Anyway, code generation tools almost always are born unreliable, then improve piecewise into almost reliable, and finally get replaced by something with a mature and robust architecture that is actually reliable. I can't imagine how LLMs could traverse this, but I don't think it's an extraordinary idea.

infecto 20 hours ago

My compiler doesn’t write a complete function to visualize a DataFrame based on a vague prompt. It also doesn’t revise that function as I refine the requirements. LLMs can.

There’s definitely hype out there, but dismissing all AI use as “koolaid” is as lazy as the Medium posts you’re criticizing. It’s not perfect tech, but some of us are integrating it into real production workflows and seeing tangible gains, more code shipped, less fatigue, same standards. If that’s a “low bar,” maybe your expectations have shifted.

tbrownaw 18 hours ago

> What other tools in software sometimes work and sometimes don't that you find remotely acceptable?

Searching for relevant info on the Internet can take several attempts, and occasionally I end up not finding anything useful.

My ide intellisense tries to guess what identifier I want and put it at the top of the list, sometimes it guesses wrong.

I've heard that the various package repositories will sometimes deliberately refuse to work for a while because of some nonsense called "rate limiting".

Cloud deployments can fail due to resource availability.

mexicocitinluez 19 hours ago

> Yes, but these lax expectation s are what I don't understand.

It's pretty a really, really simple concept.

If I have a crazy Typescript error, for instance, I can throw it in and get a much better idea of what's happening. Just because that's not perfect, doesn't mean it isn't helpful. Even if it works 90% of the time, it's still better than 0% of the time (Which is where I was at before).

It's like google search without ads and with the ability to compose different resources together. If that's not useful to you, then I don't know what to tell you.

UncleEntity 19 hours ago

Hell, AI is probably -1x for me because I refuse to give up and do it myself instead of trying to get the robots to do it. I mean, writing code is for the monkeys, right?

Anyhoo... I find that there are times where you have to really get in there and question the robot's assumptions as they will keep making the same mistake over and over until you truly understand what it is they are actually trying to accomplish. A lot of times the desired goal and their goal are different enough to cause extreme frustration as one tends to think the robot's goal should perfectly align with the prompt. Once it fails a couple times then the interrogation begins since we're not making any further progress, obviously.
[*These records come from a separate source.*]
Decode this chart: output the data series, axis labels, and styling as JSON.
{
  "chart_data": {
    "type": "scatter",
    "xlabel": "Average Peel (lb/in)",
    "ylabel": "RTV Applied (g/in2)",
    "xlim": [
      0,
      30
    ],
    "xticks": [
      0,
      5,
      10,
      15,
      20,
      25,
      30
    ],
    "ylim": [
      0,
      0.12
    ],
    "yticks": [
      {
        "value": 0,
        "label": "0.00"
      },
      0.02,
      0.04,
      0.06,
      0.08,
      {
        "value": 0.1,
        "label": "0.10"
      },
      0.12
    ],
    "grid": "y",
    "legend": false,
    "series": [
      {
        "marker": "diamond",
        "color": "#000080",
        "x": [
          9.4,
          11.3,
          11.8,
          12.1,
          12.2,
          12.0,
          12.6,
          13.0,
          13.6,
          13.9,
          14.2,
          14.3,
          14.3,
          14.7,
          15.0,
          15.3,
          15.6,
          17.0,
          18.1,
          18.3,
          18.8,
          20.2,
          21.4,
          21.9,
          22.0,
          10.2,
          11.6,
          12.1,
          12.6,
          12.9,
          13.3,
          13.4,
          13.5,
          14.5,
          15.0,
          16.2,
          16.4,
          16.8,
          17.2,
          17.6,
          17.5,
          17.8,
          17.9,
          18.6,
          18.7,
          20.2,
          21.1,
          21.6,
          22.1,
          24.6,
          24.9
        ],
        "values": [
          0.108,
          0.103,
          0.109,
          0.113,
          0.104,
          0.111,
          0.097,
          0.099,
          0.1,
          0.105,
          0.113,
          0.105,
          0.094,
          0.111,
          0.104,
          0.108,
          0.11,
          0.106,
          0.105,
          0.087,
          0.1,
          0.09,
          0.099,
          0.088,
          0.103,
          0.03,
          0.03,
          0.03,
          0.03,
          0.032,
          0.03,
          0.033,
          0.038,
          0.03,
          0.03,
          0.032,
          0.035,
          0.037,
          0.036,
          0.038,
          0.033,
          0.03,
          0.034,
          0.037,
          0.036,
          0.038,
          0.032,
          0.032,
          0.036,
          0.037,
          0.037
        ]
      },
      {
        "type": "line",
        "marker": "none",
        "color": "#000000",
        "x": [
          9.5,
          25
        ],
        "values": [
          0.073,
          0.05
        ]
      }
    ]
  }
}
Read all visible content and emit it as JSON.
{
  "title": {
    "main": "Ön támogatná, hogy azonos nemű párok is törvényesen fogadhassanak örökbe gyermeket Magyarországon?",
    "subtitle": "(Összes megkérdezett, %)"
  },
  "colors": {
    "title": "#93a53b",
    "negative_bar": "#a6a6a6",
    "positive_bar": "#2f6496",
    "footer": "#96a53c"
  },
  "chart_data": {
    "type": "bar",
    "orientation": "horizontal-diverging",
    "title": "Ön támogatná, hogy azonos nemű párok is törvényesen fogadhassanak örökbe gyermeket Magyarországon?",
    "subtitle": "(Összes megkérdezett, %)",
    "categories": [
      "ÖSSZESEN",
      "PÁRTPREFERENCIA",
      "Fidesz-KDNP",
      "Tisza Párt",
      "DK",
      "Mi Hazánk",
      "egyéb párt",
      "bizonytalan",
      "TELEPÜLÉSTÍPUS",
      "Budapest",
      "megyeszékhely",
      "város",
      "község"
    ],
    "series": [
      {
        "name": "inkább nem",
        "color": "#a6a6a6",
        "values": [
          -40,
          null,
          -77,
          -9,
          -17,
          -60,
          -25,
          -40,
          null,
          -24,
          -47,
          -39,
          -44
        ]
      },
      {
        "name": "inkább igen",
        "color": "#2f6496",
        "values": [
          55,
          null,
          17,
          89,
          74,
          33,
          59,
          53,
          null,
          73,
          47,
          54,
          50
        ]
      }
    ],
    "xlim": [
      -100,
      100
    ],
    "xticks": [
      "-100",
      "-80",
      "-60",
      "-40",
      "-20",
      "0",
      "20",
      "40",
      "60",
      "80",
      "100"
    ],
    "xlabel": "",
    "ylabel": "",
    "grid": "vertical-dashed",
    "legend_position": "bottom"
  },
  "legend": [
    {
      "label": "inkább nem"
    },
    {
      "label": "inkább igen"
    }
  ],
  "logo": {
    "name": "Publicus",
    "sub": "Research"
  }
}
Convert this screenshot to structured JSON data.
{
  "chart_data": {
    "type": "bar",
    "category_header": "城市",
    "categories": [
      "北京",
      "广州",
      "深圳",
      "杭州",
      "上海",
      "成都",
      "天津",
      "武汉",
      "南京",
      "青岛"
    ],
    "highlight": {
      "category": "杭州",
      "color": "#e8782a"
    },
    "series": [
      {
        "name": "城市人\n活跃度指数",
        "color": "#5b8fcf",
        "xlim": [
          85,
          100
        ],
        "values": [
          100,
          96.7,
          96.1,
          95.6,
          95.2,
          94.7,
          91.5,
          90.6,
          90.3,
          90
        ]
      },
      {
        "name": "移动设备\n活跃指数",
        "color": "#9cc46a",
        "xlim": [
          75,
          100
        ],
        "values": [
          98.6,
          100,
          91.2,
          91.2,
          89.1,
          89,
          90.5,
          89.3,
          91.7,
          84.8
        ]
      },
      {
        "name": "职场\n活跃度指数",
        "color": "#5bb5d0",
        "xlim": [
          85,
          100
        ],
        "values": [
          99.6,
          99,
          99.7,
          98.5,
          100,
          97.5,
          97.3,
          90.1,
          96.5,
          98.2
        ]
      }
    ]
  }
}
Case in point, I have this "Operational Semantics" document, which is correct, and a peg VM, which is tested to be correct, but if you combine the two one of the operators was being compiled incorrectly due to the way backtracking works in the VM. After Claude's many failed attempts we had a long discussion and finally tracked down the problem to be something outside of its creative boundaries and it needed one of those "why don't you do it this way..." moments. Sure, I shouldn't have to do this but that's the reality of the tools and, like they say, "a good craftsman never blames his tools".